On the other hand, sputtering, so to speak, had long been a villain in the research conducted to prevent cathodes of discharge tubes from being sputtered and soiling tube walls. The application research for forming thin films using this sputtering phenomenon was conducted mainly in the United States, and this technology started to be widely used as a practical technology after the 1960s. Afterwards, this technology was actively researched, and it is now an extremely important thin film formation technology.
The methods described above are collectively described as the Physical Vapor Deposition (PVD) method, because they are physical methods for evaporating substances that form thin films by heating and for sputtering with the kinetic energy of gas ions. On the other hand, there is a method for forming thin films through a chemical reaction in a reaction container by using compound gases as raw materials. This is called the Chemical Vapor Deposition (CVD) method.

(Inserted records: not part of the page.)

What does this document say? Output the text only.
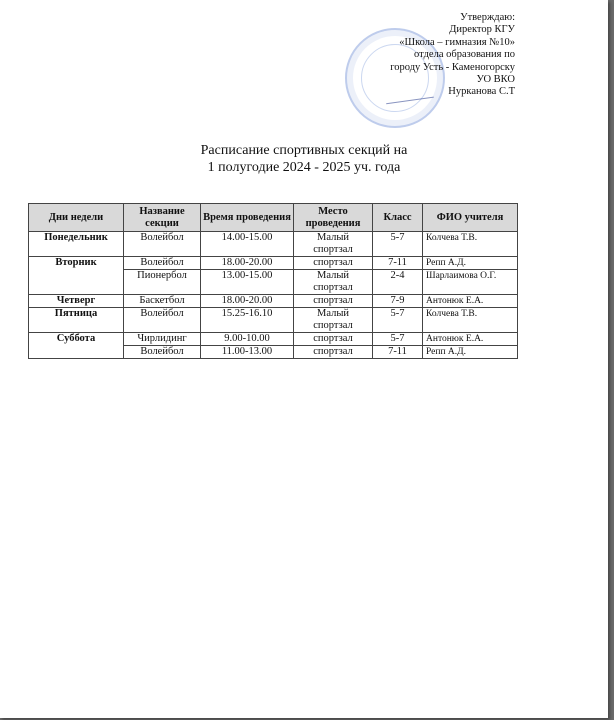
Утверждаю:
Директор КГУ
«Школа – гимназия №10»
отдела образования по
городу Усть - Каменогорску
УО ВКО
Нурканова С.Т
Расписание спортивных секций на
1 полугодие 2024 - 2025 уч. года
Дни недели	Название секции	Время проведения	Место проведения	Класс	ФИО учителя
Понедельник	Волейбол	14.00-15.00	Малый спортзал	5-7	Колчева Т.В.
Вторник	Волейбол	18.00-20.00	спортзал	7-11	Репп А.Д.
	Пионербол	13.00-15.00	Малый спортзал	2-4	Шарлаимова О.Г.
Четверг	Баскетбол	18.00-20.00	спортзал	7-9	Антонюк Е.А.
Пятница	Волейбол	15.25-16.10	Малый спортзал	5-7	Колчева Т.В.
Суббота	Чирлидинг	9.00-10.00	спортзал	5-7	Антонюк Е.А.
	Волейбол	11.00-13.00	спортзал	7-11	Репп А.Д.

Although CVD is said to have been known in principle in the 1930s, it was put to practical use in the late 1950s when a titanium carbide film was formed as an anti-wear material in Germany. In the 1960s, CVD was utilized for the epitaxial growth of semiconductors and became a potent thin film formation technology. Chemical reactions were conducted under atmospheric pressure exclusively using thermal energy during the initial stage, but their use was limited because the substrate temperature was required to be approximately 1,500 °C. Afterwards, a method for conducting chemical reactions under reduced pressures was developed, and the processing temperature was decreased to approximately 800 °C. Speaking about the relationship between CVD and vacuum, CVD was used to exhaust the air from a container into which raw material gases are introduced and vacuumize it in advance to eliminate unnecessary gases during the initial stage. It can be said that CVD under reduced pressures established a closer relationship with vacuum technology. After that, a CVD method using plasma was developed, and the processing temperature was decreased to approximately 300 °C. As a result, it became possible to form films without heating, depending on the film type. Recently, a method for promoting chemical reactions using discharge tubes and lasers has also been used.